CFAA is "overreaching" and a "miscalibrated tool" and should be scrapped, said Santa Clara University School of Law professor Eric Goldman, but he thinks Honda's allegations "fit very well" with the current boundaries. "It's basically the kinds of situations the CFAA was designed to cover," he said. He also said there's ambiguity in the case. Since Dropbox was involved, he said it raises questions of whether the lessor or the lessee is a victim under CFAA. He questioned whether Khanna's campaign is liable for the campaign manager's acts. "There's not supposed to be a notion of contributory Computer Fraud and Abuse Act violations, that the person who violates the law is responsible. But it is not supposed to be anyone else who's responsible for them," he said. Then questions arise whether the campaign manager was acting privately or on behalf of the campaign with its knowledge, he said.

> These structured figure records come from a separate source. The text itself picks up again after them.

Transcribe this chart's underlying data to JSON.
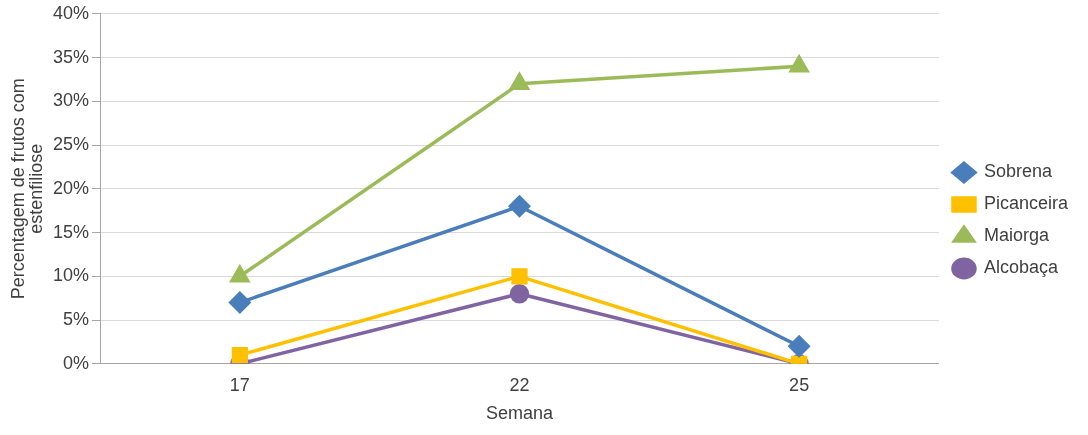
{
  "chart_data": {
    "type": "line",
    "xlabel": "Semana",
    "ylabel": "Percentagem de frutos com estenfiliose",
    "categories": [
      "17",
      "22",
      "25"
    ],
    "series": [
      {
        "name": "Sobrena",
        "color": "#4a7ebb",
        "values": [
          7,
          18,
          2
        ],
        "marker": "diamond"
      },
      {
        "name": "Picanceira",
        "color": "#ffc000",
        "values": [
          1,
          10,
          0
        ],
        "marker": "square"
      },
      {
        "name": "Maiorga",
        "color": "#9bbb59",
        "values": [
          10,
          32,
          34
        ],
        "marker": "triangle"
      },
      {
        "name": "Alcobaça",
        "color": "#8064a2",
        "values": [
          0,
          8,
          0
        ],
        "marker": "circle"
      }
    ],
    "ylim": [
      0,
      40
    ],
    "yticks": [
      {
        "value": 0,
        "label": "0%"
      },
      {
        "value": 5,
        "label": "5%"
      },
      {
        "value": 10,
        "label": "10%"
      },
      {
        "value": 15,
        "label": "15%"
      },
      {
        "value": 20,
        "label": "20%"
      },
      {
        "value": 25,
        "label": "25%"
      },
      {
        "value": 30,
        "label": "30%"
      },
      {
        "value": 35,
        "label": "35%"
      },
      {
        "value": 40,
        "label": "40%"
      }
    ],
    "grid": "y",
    "legend": "right",
    "line_style": "solid"
  }
}
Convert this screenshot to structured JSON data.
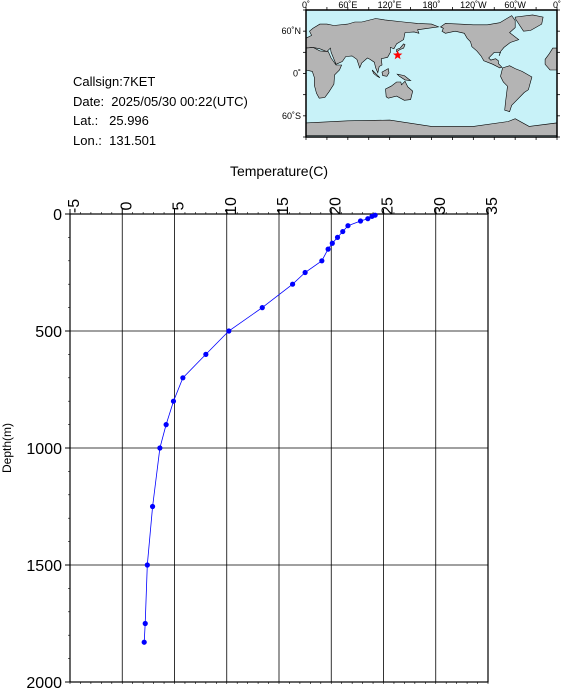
{
  "info": {
    "callsign": "Callsign:7KET",
    "date": "Date:  2025/05/30 00:22(UTC)",
    "lat": "Lat.:   25.996",
    "lon": "Lon.:  131.501"
  },
  "map": {
    "lon_labels": [
      "0˚",
      "60˚E",
      "120˚E",
      "180˚",
      "120˚W",
      "60˚W",
      "0˚"
    ],
    "lat_labels": [
      "60˚N",
      "0˚",
      "60˚S"
    ],
    "marker": {
      "lon": 131.501,
      "lat": 25.996,
      "color": "#ff0000"
    },
    "ocean_color": "#c8f2f8",
    "land_color": "#b4b4b4"
  },
  "chart_data": {
    "type": "line",
    "xlabel": "Temperature(C)",
    "ylabel": "Depth(m)",
    "xlim": [
      -5,
      35
    ],
    "ylim": [
      2000,
      0
    ],
    "x_ticks": [
      -5,
      0,
      5,
      10,
      15,
      20,
      25,
      30,
      35
    ],
    "y_ticks": [
      0,
      500,
      1000,
      1500,
      2000
    ],
    "grid": true,
    "color": "#0000ff",
    "series": [
      {
        "points": [
          [
            24.2,
            5
          ],
          [
            23.9,
            10
          ],
          [
            23.5,
            20
          ],
          [
            22.8,
            30
          ],
          [
            21.6,
            50
          ],
          [
            21.1,
            75
          ],
          [
            20.6,
            100
          ],
          [
            20.1,
            125
          ],
          [
            19.7,
            150
          ],
          [
            19.1,
            200
          ],
          [
            17.5,
            250
          ],
          [
            16.3,
            300
          ],
          [
            13.4,
            400
          ],
          [
            10.2,
            500
          ],
          [
            8.0,
            600
          ],
          [
            5.8,
            700
          ],
          [
            4.9,
            800
          ],
          [
            4.2,
            900
          ],
          [
            3.6,
            1000
          ],
          [
            2.9,
            1250
          ],
          [
            2.4,
            1500
          ],
          [
            2.2,
            1750
          ],
          [
            2.1,
            1830
          ]
        ]
      }
    ]
  }
}
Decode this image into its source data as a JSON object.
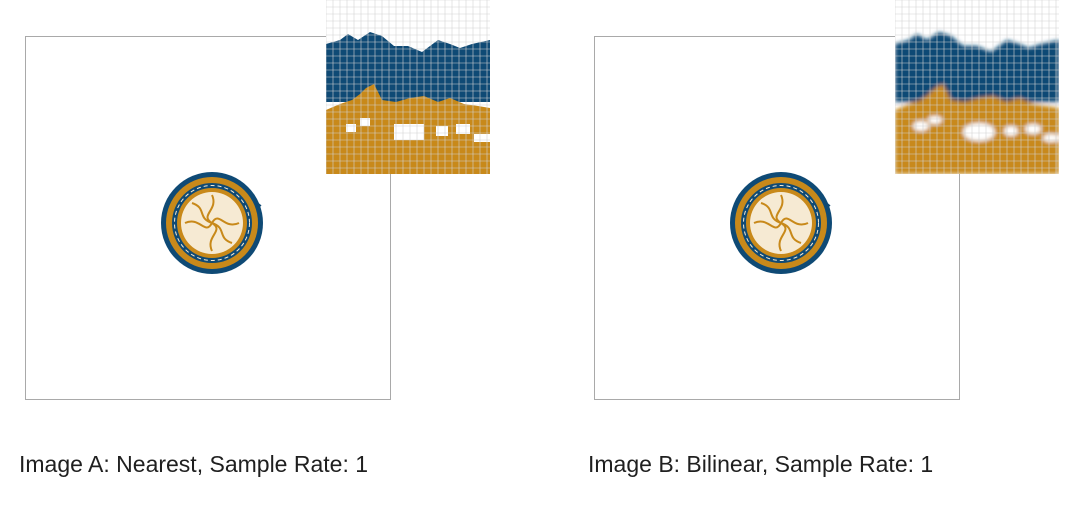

Another broad question is what's going to happen after the election, said Goldman. If Honda wins, he said, the litigation may become "superfluous." If he loses, it won't change the election outcome, but then what, he asked. "The litigation really only has a role pre-election, and since it's unlikely to resolve itself completely pre-election, I don't really know what's going to happen to it in the long run.”